Healthy Materials Lab Holds Court at Greenbuild Convention
Students and faculty members from Parsons School of Design’s Healthy Materials Lab (HML) felt right at home at Greenbuild International Conference and Expo, the largest convention dedicated to sustainable building, last month.
Holding court at their very own floor booth at the Washington, D.C. event, research fellows and faculty members shared their passions for affordable healthy building alternatives and socially engaged design with attendees from around the globe.
“Members of Parsons Healthy Materials Lab were there to promote the benefits of industry transparency in the push to make our homes safer to occupy,” Alison Mears, director of HML, said. They also provided a compelling argument to those companies already producing landmark healthy materials, to encourage them to rethink their product lines and open them up to affordable housing developers.
Healthy Materials Lab—an initiative funded by The JPB Foundation aimed at optimizing the health and transparency of building materials—is a partner in the Healthy Affordable Materials Project (HAMP), a collaboration between Green Science Policy Institute, Healthy Building Network, Health Product Declaration Collaborative and HML.

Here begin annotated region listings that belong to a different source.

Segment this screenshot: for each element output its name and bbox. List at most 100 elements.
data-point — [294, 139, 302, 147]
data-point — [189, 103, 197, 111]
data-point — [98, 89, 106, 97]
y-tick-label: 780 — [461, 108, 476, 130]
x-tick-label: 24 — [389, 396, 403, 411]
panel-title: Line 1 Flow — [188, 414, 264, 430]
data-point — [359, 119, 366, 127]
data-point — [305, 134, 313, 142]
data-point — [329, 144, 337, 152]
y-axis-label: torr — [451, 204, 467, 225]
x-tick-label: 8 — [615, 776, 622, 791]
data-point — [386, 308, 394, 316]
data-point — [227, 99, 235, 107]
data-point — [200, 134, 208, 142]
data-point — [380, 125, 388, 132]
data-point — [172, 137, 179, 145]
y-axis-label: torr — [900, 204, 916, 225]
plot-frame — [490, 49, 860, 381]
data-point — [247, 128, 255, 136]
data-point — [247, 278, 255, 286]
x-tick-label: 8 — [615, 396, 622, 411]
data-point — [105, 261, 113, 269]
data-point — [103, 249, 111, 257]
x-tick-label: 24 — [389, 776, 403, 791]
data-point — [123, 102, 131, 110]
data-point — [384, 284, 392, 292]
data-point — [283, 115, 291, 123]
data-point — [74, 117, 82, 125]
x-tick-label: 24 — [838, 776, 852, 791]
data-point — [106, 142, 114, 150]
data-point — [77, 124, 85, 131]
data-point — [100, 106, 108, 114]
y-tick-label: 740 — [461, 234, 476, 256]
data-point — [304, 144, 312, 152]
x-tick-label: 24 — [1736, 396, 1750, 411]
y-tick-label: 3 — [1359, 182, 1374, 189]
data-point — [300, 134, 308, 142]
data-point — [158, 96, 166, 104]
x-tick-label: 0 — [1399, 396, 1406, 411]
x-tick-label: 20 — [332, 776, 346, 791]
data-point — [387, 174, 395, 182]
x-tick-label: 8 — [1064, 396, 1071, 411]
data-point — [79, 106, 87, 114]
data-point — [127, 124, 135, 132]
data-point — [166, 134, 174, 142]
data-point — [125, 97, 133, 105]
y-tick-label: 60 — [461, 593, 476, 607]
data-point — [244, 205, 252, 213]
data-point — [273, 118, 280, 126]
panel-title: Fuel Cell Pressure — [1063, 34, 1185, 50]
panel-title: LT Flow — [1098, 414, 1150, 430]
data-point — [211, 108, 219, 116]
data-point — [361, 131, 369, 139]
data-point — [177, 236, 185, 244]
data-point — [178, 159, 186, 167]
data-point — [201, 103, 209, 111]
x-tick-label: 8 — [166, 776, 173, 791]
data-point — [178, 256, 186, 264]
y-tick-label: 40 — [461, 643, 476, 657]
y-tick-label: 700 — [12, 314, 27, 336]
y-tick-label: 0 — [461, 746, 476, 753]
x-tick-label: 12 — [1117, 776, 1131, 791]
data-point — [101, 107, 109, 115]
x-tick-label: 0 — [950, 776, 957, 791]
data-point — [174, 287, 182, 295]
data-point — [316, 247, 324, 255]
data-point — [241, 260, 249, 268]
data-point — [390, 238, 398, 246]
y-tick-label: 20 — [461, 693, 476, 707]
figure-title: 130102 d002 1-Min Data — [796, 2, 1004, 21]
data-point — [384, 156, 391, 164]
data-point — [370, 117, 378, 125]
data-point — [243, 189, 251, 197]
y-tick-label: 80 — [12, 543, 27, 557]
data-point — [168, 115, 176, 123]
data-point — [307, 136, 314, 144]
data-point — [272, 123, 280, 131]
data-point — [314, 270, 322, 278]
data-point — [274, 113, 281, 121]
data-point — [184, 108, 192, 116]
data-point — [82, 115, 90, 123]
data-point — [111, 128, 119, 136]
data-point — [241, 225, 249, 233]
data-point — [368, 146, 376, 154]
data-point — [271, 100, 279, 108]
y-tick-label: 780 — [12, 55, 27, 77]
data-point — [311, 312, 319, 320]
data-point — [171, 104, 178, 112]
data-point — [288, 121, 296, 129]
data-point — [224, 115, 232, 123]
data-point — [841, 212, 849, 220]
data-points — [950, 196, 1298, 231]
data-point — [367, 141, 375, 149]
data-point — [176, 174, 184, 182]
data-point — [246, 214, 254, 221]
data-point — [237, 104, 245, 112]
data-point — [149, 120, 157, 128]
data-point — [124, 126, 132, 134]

HML hit the ground running when it was launched earlier this year. Members of the initiative have: created a range of new tools to communicate the dangers lurking in everyday products; worked with local affordable housing developer Monadnock on ways to rethink the company’s building materials and recently the HML re-launched the Donghia Healthier Materials Library at 25 E 13th Street with an exhibition of healthier materials.